The TikTok User Journey Simulator follows this high-level data flow:

  1. The TikTokSimulator initializes the Chrome WebDriver and sets up the user journey.
  2. The TikTokVideoMetadataScraper fetches video metadata for a given hashtag from TikTok.
  3. The UserJourney implementation (e.g., UserJourneyTopN) generates user interactions based on the scraped metadata and the configured UserInterest model.
  4. The simulator processes these interactions, simulating user behavior on the platform.
  5. Results are stored as JSON files in the data/ directory for further analysis.
[TikTokSimulator] -> [TikTokVideoMetadataScraper] -> [UserJourney] & [UserInterest] -> [Data Storage]

Usage Instructions


Installation


  1. Ensure you have Python 3.12 or later and Chrome browser installed.
  2. Clone the repository:
    git clone https://github.com/Ameykolhe/tiktok-user-journey-simulation.git
    cd tiktok-user-journey-simulation
    
  3. Install the required dependencies:
    pip install -e .
    

Configuration


The simulator’s behavior can be customized by modifying the following files:

  • src/tiktok_simulator/constants.py: Adjust simulation parameters such as the number of steps in a user journey.
  • src/tiktok_simulator/user_interests.py: Define custom user interest models to simulate different user behaviors.
  • Run python3 -m tiktok_simulator.login and log in with your TikTok account.

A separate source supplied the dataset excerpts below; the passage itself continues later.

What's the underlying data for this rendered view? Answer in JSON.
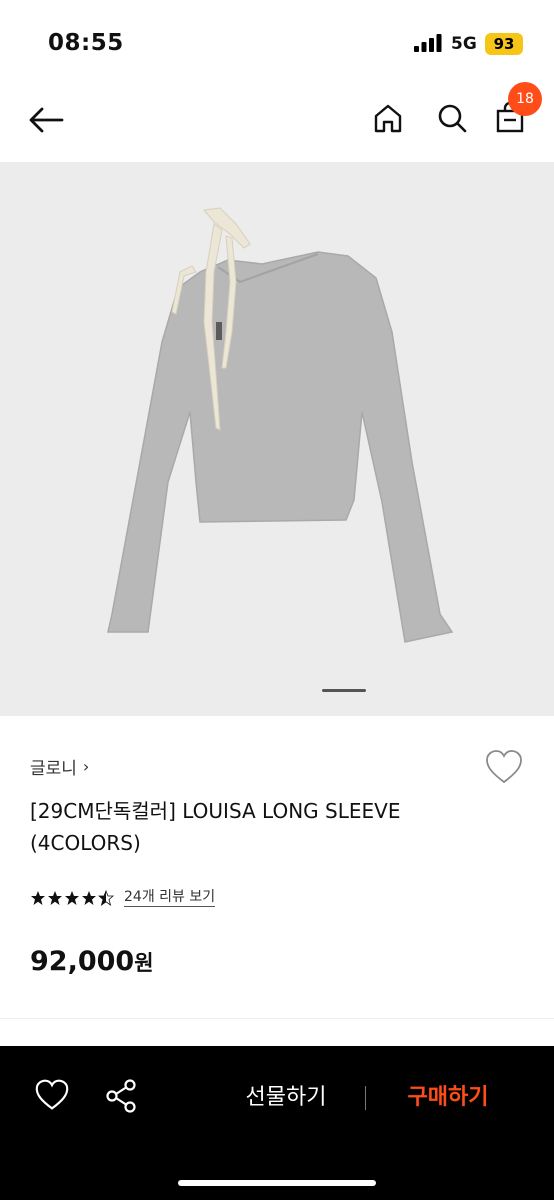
{
  "status_bar": {
    "time": "08:55",
    "network": "5G",
    "battery": "93"
  },
  "nav": {
    "cart_count": "18"
  },
  "product": {
    "brand": "글로니",
    "title": "[29CM단독컬러] LOUISA LONG SLEEVE (4COLORS)",
    "rating_value": 4.5,
    "review_link": "24개 리뷰 보기",
    "price": "92,000",
    "currency": "원",
    "image": {
      "description_icon": "sweater-image",
      "slide_index": 1
    }
  },
  "bottom_bar": {
    "gift_label": "선물하기",
    "buy_label": "구매하기"
  },
  "colors": {
    "accent": "#ff4d1a",
    "battery": "#f5c518",
    "bottom_bg": "#000000"
  }
}
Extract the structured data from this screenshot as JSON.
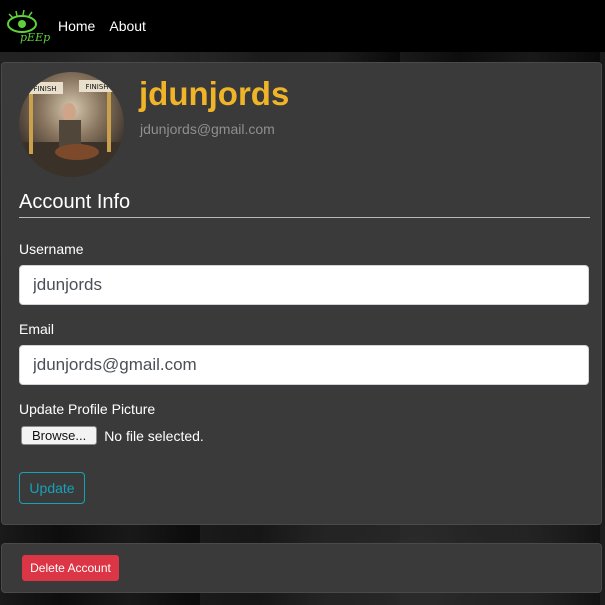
{
  "navbar": {
    "brand_text": "pEEp",
    "links": [
      "Home",
      "About"
    ]
  },
  "profile": {
    "username": "jdunjords",
    "email": "jdunjords@gmail.com",
    "avatar_signs": [
      "FINISH",
      "FINISH"
    ]
  },
  "form": {
    "legend": "Account Info",
    "username_label": "Username",
    "username_value": "jdunjords",
    "email_label": "Email",
    "email_value": "jdunjords@gmail.com",
    "picture_label": "Update Profile Picture",
    "browse_label": "Browse...",
    "file_status": "No file selected.",
    "update_label": "Update"
  },
  "danger": {
    "delete_label": "Delete Account"
  },
  "colors": {
    "accent": "#f0b429",
    "info": "#17a2b8",
    "danger": "#dc3545",
    "brand_green": "#5fd13a"
  }
}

This is a one-time setup that saves login information and cookies in your local Chrome user profile, enabling data scraping.

Usage


  1. Using Default Journey and Interest Models:

    from tiktok_simulator.simulator import TikTokSimulator
    
    tag = "foodie"
       
    simulator = TikTokSimulator()
    simulator.init()
    simulator.run(tag=tag)
    
  2. Using Customer User Interest Models:

    from tiktok_simulator.user_interests import UserInterestByAuthorStats
    from tiktok_simulator.user_interests import AuthorStats
       
    # Run simulation with author-based interest model
    user_interest = UserInterestByAuthorStats(AuthorStats.FOLLOWER_COUNT)
    user_journey.set_user_interest(user_interest)
    simulator.run(tag=tag, skip_scraping=True)
    
    from tiktok_simulator.user_interests import UserInterestByVideoStats
    from tiktok_simulator.user_interests import VideoStats
       
    # Run simulation with video-based interest model
    user_interest = UserInterestByVideoStats(VideoStats.PLAY_COUNT)
    user_journey.set_user_interest(user_interest)
    simulator.run(tag=tag, skip_scraping=True)
    
  3. Don’t forget to close selenium

    simulator.teardown()
    
  4. Sample Output

Debugging


To enable verbose logging:

  • Modify src/tiktok_simulator/__init__.py:
     logging.basicConfig(level=logging.DEBUG)
    

OR

  • Run the simulator with the --debug flag:
     python -m tiktok_simulator --debug
    

Troubleshooting


  1. WebDriver issues:
    • Ensure Chrome is installed and the path is correctly set in your system’s PATH variable.
  2. Rate limiting:
    • Implemented exponential backoff in the scraper.py file.
  3. Data parsing errors:
    • Check the raw response from TikTok in the scraper.py file and update the parsing logic if the API response format has changed.